Corporate bond spreads have shown considerable price volatility, reflecting increased uncertainty. Last week, corporate bond spreads took a downward turn as the markets hoped for a quick resolution to the crisis. The narrowing of spreads, in contrast, had a slight positive impact on riskier high yield bonds. In investment grade bonds, the change in the level of interest rates has had a bigger impact on performance.

 

What does the situation currently look like for oil and gold?

Equities and fixed income investments have not been the only ones to show volatility in recent times.

Last week, the price of oil came down from its peaks, but it has started to rise again over the past few days. Brent oil is currently at around USD 108.

The price of gold also came down last week. Gold is traditionally considered to be one of the safe havens, and at the start of the Ukraine crisis, it was just that.

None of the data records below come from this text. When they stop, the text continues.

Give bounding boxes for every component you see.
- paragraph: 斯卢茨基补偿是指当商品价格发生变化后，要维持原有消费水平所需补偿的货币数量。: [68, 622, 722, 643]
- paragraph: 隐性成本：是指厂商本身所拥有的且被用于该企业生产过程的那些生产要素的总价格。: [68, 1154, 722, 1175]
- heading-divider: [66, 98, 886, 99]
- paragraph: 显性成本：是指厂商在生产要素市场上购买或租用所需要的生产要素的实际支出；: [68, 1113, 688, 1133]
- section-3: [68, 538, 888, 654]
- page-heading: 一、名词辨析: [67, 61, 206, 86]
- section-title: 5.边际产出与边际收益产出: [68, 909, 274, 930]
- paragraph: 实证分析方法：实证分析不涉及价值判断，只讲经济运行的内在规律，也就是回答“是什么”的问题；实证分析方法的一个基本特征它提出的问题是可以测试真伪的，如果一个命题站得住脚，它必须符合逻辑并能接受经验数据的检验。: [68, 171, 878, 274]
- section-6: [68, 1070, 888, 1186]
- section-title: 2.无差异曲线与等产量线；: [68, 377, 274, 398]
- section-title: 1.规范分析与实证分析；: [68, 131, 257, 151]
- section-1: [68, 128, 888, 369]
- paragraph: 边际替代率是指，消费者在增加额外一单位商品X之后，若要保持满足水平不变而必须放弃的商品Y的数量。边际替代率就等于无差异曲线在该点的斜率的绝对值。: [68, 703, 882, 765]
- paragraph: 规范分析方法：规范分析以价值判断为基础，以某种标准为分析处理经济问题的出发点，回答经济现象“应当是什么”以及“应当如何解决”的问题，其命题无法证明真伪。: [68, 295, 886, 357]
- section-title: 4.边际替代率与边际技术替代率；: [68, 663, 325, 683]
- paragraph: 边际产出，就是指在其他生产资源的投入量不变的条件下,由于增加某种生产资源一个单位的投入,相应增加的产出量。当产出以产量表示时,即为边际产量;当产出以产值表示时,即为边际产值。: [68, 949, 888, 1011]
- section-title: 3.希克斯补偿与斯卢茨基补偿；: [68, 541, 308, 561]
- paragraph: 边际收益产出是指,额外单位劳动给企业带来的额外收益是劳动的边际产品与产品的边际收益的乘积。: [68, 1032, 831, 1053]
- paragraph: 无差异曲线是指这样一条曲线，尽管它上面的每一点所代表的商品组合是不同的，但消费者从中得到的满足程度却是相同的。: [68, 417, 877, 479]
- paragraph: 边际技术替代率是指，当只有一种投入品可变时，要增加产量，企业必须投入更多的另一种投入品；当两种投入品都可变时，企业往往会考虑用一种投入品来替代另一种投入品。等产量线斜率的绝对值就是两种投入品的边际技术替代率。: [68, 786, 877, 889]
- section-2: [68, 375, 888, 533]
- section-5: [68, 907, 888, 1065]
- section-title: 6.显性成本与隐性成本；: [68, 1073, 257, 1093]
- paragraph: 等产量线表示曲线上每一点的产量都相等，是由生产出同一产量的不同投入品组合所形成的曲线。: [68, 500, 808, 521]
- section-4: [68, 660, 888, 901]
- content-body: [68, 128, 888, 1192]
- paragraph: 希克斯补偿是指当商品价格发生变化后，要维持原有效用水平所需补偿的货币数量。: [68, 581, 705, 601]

As risk appetite increased, the price of gold decreased and even now, the price of gold has reflected hopes of a quick resolution.

 

Which stocks have performed best?

Previously, the relative development of sectors has correlated with interest rates; when interest rates have risen, growth stocks, for example, have usually declined and cyclical stocks have risen. Since the Ukraine war started, performance no longer follows as clear a pattern; instead, the markets now see several possible developments.

The best performing sectors have been energy and cyclical sectors, such as financials and industrials. The best performing sectors now also include providers of essential commodities and services, such as consumer staples and utilities, which are typically sensitive to interest rates, meaning that they should show weak performance when interest rates are rising.

Growth companies and small-cap companies are also showing signs of overperformance again. Early in the year, companies with high dividends performed best, but they have become less successful. No overlying trend can be seen at the moment, and the past year’s high-performing momentum stocks have fared less well.

 

Nothing presented here is or should be taken as an investment recommendation or solicitation to subscribe for, buy or sell securities. When making investment decisions, the investor must carefully familiarise themselves with the information given on the financial instruments and understand the related risks. The investor must base their decision on their own assessment, goals and financial situation. Risk is always inherent in investment activities. The value of the investment instruments may increase or decrease. The past performance of investment instruments is no guarantee of future performance.